Dakarmidi – L’annonce par l’Afrique du Sud de se retirer de la Cour pénale internationale, une semaine après une décision similaire au Burundi, est un camouflet pour ce premier tribunal permanent chargé de juger les crimes de guerre, crimes contre l’humanité et génocides.
– Est-ce le début de la fin pour la CPI? –
Le départ de l’Afrique du Sud, partisan historique de la CPI, est un « coup dur » pour la Cour mais il ne signifie pas pour autant la fin de l’organisation, selon les experts.
« C’est une très mauvaise nouvelle pour la Cour mais la justice internationale, tout comme la CPI, a toujours eu des hauts et des bas : elle ne va pas disparaître », a assuré à l’AFP Alex Whiting, professeur de droit à l’université d’Harvard.
« Un tel départ est prévu dans le traité », rappelle Aaron Matta, chercheur au sein de l’Institut de La Haye pour une justice mondiale : la décision de Pretoria « est un message fort mais au final, la CPI existe pour les victimes et non pour ceux au pouvoir qui décident de ratifier ou non un traité ».
– Ces décisions vont-elles provoquer une « vague de départs »? –
S’il semble que le vote du parlement burundais « a ouvert la vanne », selon M. Whiting, cela ne signifie pas que de nombreux autres pays parmi les 124 Etats parties lui suivront le pas.
« D’autres pays pourraient suivre mais en même temps, le Gabon vient de demander l’ouverture d’une enquête », a ajouté Mark Kersten, chercheur en droit pénal international à l’université de Toronto. « C’est très improbable de voir un retrait à l’échelle du continent. »
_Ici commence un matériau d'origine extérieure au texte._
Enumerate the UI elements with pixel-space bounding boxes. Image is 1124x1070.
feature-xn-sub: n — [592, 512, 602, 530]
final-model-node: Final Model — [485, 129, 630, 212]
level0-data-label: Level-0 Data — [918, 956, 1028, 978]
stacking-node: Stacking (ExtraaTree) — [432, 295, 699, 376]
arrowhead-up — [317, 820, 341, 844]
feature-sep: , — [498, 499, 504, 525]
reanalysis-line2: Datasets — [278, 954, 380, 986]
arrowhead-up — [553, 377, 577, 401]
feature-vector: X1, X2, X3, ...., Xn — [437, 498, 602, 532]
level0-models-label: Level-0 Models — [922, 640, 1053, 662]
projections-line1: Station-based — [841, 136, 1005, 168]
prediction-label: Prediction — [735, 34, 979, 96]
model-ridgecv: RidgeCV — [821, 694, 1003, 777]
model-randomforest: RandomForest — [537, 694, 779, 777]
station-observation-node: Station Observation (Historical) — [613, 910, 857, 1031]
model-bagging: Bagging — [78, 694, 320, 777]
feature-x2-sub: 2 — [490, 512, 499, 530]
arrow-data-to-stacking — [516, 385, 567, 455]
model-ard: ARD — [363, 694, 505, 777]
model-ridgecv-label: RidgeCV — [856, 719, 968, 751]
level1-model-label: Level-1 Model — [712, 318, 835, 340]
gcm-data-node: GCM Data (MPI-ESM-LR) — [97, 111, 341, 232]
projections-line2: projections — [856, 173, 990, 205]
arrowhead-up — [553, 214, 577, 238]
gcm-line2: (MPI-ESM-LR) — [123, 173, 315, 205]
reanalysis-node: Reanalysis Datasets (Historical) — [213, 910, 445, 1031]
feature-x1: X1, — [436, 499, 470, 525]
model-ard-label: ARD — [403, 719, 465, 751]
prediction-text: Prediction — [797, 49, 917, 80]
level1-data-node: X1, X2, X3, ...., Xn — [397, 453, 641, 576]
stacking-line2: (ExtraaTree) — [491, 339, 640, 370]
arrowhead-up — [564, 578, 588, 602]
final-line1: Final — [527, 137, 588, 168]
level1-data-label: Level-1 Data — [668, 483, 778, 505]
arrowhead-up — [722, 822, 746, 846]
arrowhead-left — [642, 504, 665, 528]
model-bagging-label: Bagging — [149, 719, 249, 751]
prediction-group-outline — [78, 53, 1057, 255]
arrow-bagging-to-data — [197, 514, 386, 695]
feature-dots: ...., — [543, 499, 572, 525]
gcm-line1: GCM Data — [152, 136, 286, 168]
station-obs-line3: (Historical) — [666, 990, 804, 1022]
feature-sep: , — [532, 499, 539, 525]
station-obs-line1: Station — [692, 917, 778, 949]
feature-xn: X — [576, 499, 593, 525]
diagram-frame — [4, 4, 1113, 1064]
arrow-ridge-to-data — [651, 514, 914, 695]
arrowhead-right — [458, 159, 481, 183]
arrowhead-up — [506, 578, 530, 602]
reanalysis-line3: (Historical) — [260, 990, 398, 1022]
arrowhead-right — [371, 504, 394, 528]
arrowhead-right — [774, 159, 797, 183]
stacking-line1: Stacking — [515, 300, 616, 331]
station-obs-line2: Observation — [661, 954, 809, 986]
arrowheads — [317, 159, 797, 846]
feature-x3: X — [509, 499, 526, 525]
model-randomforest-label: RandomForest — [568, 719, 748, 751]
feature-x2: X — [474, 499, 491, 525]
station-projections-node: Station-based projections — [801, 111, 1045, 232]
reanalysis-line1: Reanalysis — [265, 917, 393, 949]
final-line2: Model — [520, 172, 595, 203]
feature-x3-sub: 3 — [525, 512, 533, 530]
En septembre 2013, les députés kényans avaient demandé que leur pays se retire du Statut de Rome mais le gouvernement, dont les deux têtes étaient alors poursuivies à La Haye, n’avait jamais pris de mesures concrètes sur la question.
– Cela signifie-t-il la fin des 10 enquêtes? –
Non. Les enquêtes menées par la CPI se trouvent toutes dans d’autres pays que ceux annonçant leur retrait.
Et même si ces pays décidaient de quitter la Cour, le Statut de Rome prévoit « que cette action prend effet un an après la date à laquelle la notification a été reçue » et que le retrait « n’affecte en rien la poursuite de l’examen des affaires que la Cour avait déjà commencé à examiner avant la date à laquelle il a pris effet ». Les obligations financières et de coopération ne sont pas non plus affectées.
– La CPI va-t-elle élargir ses enquêtes en dehors de l’Afrique? –
La plupart des enquêtes de la CPI sont en Afrique car la procureure, qui ne peut agir que si elle est compétente, « doit suivre les éléments de preuves », assure M. Matta.
La procureure a récemment ouvert une enquête sur la guerre d’août 2008 ayant opposé Géorgie et Russie en Ossétie du Sud, sa première en dehors de l’Afrique. Et elle continue de mener des examens préliminaires en Colombie, Afghanistan, Irak et Palestine, notamment.
« C’est frustrant que l’Afrique du Sud ait décidé de se retirer maintenant, au moment même où la Cour semble élargir son intérêt dans les crimes les plus difficiles à poursuivre en dehors de l’Afrique, dans des endroits où des Etats occidentaux sont impliqués », a ajouté M. Kersten.
Depuis longtemps, la CPI fait face à des accusations de « chasse raciale » mais pour les experts, le sujet est clair : la CPI n’agit que là où elle a compétence, soit de la propre initiative de la procureure dans un Etat membre, comme au Kenya, ou suite au renvoi d’une situation par un Etat membre.
La CPI ne peut enquêter dans un pays non membre qu’avec l’autorisation du Conseil de sécurité de l’ONU, comme ce fut le cas pour le Darfour (2005) et la Libye (2011) ou quand un pays reconnaît la compétence de la Cour pour une période déterminée, comme dans le cas de l’Ukraine pour des crimes qui auraient été commis entre novembre 2013 et février 2014.
« Pour moi, les critiques ne visent pas tant la CPI que la communauté internationale », a affirmé M. Whiting : « la raison pour laquelle ces accusations trouvent une résonance, c’est qu’en des endroits comme la Syrie, où des crimes de masse sont commis, il n’y a pas de justice, pas de renvoi de situation (par le Conseil de sécurité) à la CPI ou d’autres instances ».